Ambientato nell'Altopiano di Asiago durante la prima guerra mondiale, intorno al 1916, il film è incentrato in particolare sul tentativo di riconquista del Monte Fior da parte degli italiani che lo avevano inizialmente abbandonato e lasciato in mano all'esercito austro-ungarico, il quale vi dispone un'inespugnabile fortezza. Esso ripercorre le vicende della divisione, comandata dal generale Leone alla riconquista della montagna, nella quale presta servizio il giovane tenente Sassu, ex studente universitario interventista fattosi trasferire dal Trentino, alle dirette dipendenze del tenente della compagnia Ottolenghi, veterano disilluso della guerra e con idee socialiste, con cui in diverse occasioni si opporrà agli ordini inutili o inutilmente punitivi dei superiori, fino a trovare la morte durante l'ennesimo, vano attacco per la riconquista del Monte Fior.
Il tenente Sassu, durante i mesi di permanenza al fronte, è testimone dell'impreparazione dell'Alto Comando, della inadeguatezza degli armamenti, dei tentativi di ribellione dei soldati che, stanchi e stremati dal prolungarsi dei combattimenti, reclamano il riposo e il cambio, repressi con le decimazioni; delle speculazioni sulla produzione degli equipaggiamenti e del dramma continuo che si consuma nella guerra di trincea, fino a ribellarsi alla follia del maggiore Malchiodi, che pretende di fucilare un soldato ogni dieci, considerando ribellione la fuga disordinata degli uomini che cercano di sottrarsi al tiro troppo corto dell'artiglieria italiana.
Il maggiore è poi ucciso dai soldati, incoraggiati dal rifiuto del tenente Sassu a eseguire l'ordine, ed egli risponde personalmente del comportamento degli uomini con la morte per fucilazione, non prima di avere chiesto la grazia per i suoi soldati «che hanno già subito la decimazione in battaglia».
Il film, per le forti resistenze incontrate, fu girato in Jugoslavia, al Centralni Filmski Studio Kosutnjak di Belgrado.[2]
L'inumanità del conflitto è enfatizzata dagli ordini ridicoli del generale, tra i quali la sortita di alcuni soldati per creare varchi nei reticolati nemici, protetti da una pesantissima e inefficace corazza di ferro (che lascia indifese braccia e gambe), immediatamente falciati dalle mitragliatrici austriache.[3]
Benché illustri fedelmente alcune scene del libro, il film fu accusato di faziosità e di esasperazione degli elementi drammatici; Mario Rigoni Stern, in una prefazione all'edizione Einaudi di Un anno sull'Altipiano, rivela che Emilio Lussu, dopo aver visto il film, ne sottolineò la distanza dalla sua esperienza e dal libro: «... tu lo sai, in guerra qualche volta abbiamo anche cantato...».[4]
Rosi dal canto suo replicò: «La guerra che Lussu descriveva non era una guerra di popolo, era una guerra con delle logiche di classe molto forti.
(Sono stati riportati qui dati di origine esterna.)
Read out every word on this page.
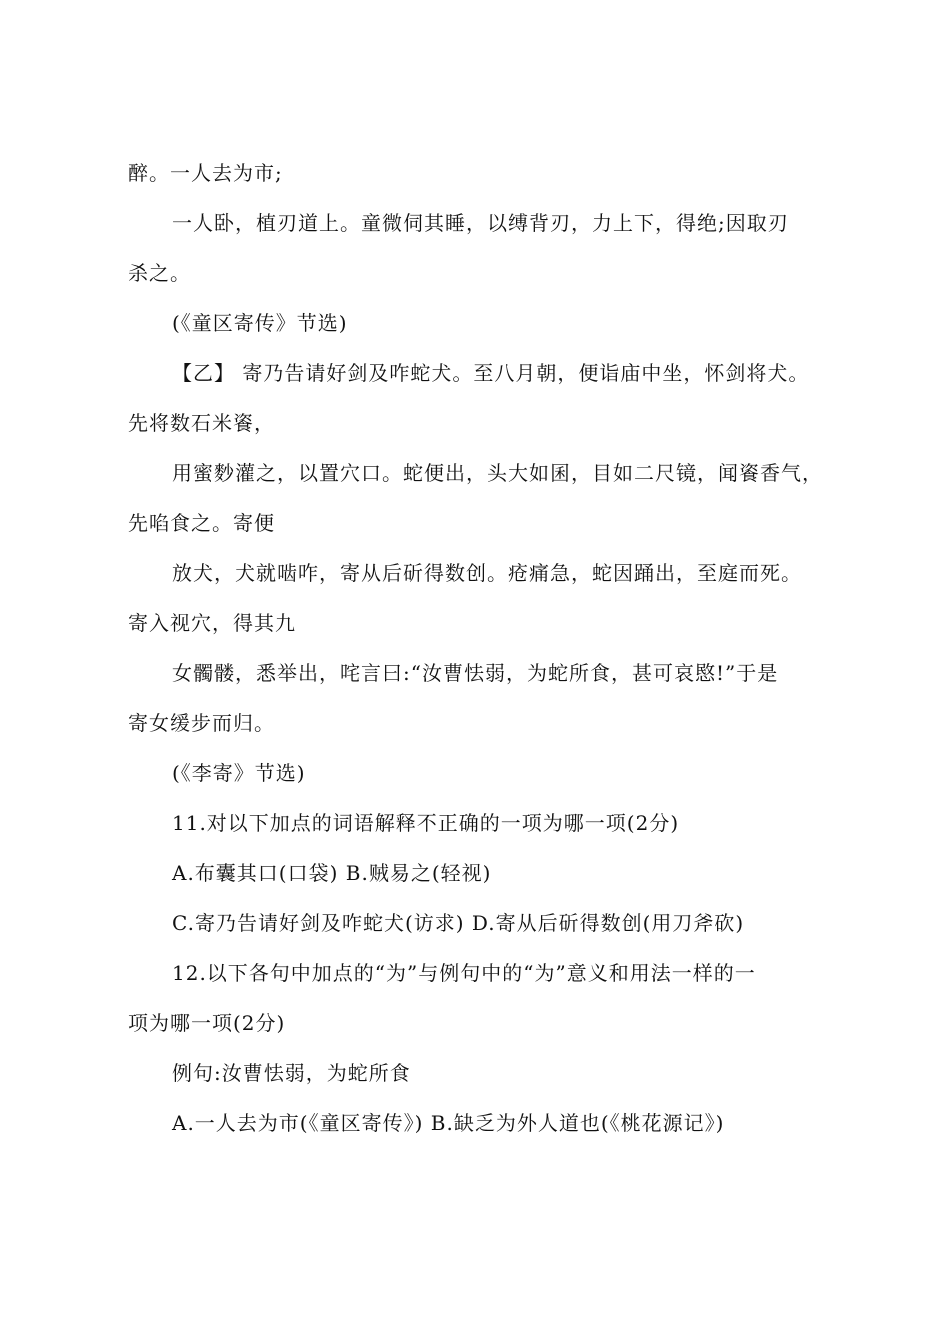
醉。一人去为市;
一人卧，植刃道上。童微伺其睡，以缚背刃，力上下，得绝;因取刃
杀之。
(《童区寄传》节选)
【乙】 寄乃告请好剑及咋蛇犬。至八月朝，便诣庙中坐，怀剑将犬。
先将数石米餈，
用蜜麨灌之，以置穴口。蛇便出，头大如囷，目如二尺镜，闻餈香气，
先啗食之。寄便
放犬，犬就啮咋，寄从后斫得数创。疮痛急，蛇因踊出，至庭而死。
寄入视穴，得其九
女髑髅，悉举出，咤言曰:“汝曹怯弱，为蛇所食，甚可哀愍!”于是
寄女缓步而归。
(《李寄》节选)
11.对以下加点的词语解释不正确的一项为哪一项(2分)
A.布囊其口(口袋) B.贼易之(轻视)
C.寄乃告请好剑及咋蛇犬(访求) D.寄从后斫得数创(用刀斧砍)
12.以下各句中加点的“为”与例句中的“为”意义和用法一样的一
项为哪一项(2分)
例句:汝曹怯弱，为蛇所食
A.一人去为市(《童区寄传》) B.缺乏为外人道也(《桃花源记》)
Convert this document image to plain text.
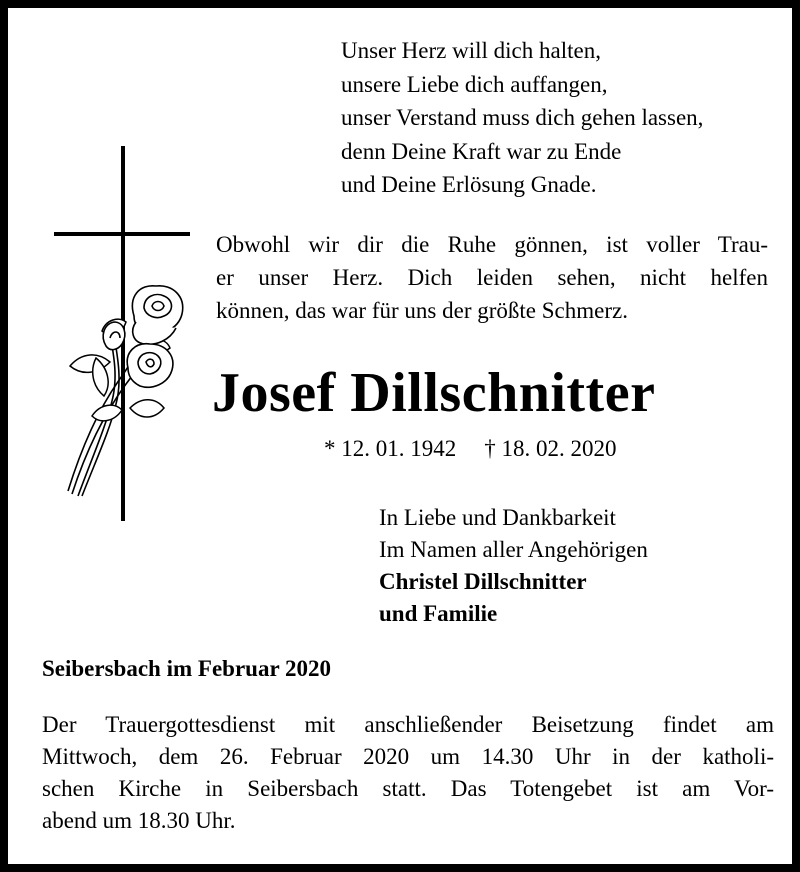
Unser Herz will dich halten,
unsere Liebe dich auffangen,
unser Verstand muss dich gehen lassen,
denn Deine Kraft war zu Ende
und Deine Erlösung Gnade.
Obwohl wir dir die Ruhe gönnen, ist voller Trau-
er unser Herz. Dich leiden sehen, nicht helfen
können, das war für uns der größte Schmerz.
Josef Dillschnitter
* 12. 01. 1942 † 18. 02. 2020
In Liebe und Dankbarkeit
Im Namen aller Angehörigen
Christel Dillschnitter
und Familie
Seibersbach im Februar 2020
Der Trauergottesdienst mit anschließender Beisetzung findet am
Mittwoch, dem 26. Februar 2020 um 14.30 Uhr in der katholi-
schen Kirche in Seibersbach statt. Das Totengebet ist am Vor-
abend um 18.30 Uhr.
Così abbiamo costruito questa sceneggiatura mettendo in rilievo personaggi che dovevano rappresentare una diversa ottica (...). Tutti i personaggi finiscono per rappresentare un certo livello di coscienza politica: il socialista, il monarchico, il giovane borghese interventista. In questo mi sono spinto molto più avanti di Lussu, ho accentuato delle cose che nel suo libro c'erano, ma non così chiare, perché il film è fatto dopo tanti anni dal libro con una coscienza diversa degli avvenimenti».[5]
Non si possono non notare, per via degli argomenti, delle ambientazioni e dei temi, similitudini tra il film di Rosi e Orizzonti di gloria di Stanley Kubrick, nel quale l'esercito protagonista è quello francese. Anche in questo film, infatti, si evidenzia l'insensatezza degli ordini di alcuni alti ufficiali e il ricorso a fucilazioni e decimazioni contro i soldati renitenti. Come capitò al film di Rosi in Italia, Orizzonti di gloria ebbe problemi in Francia e poté essere visto solo a metà degli anni settanta.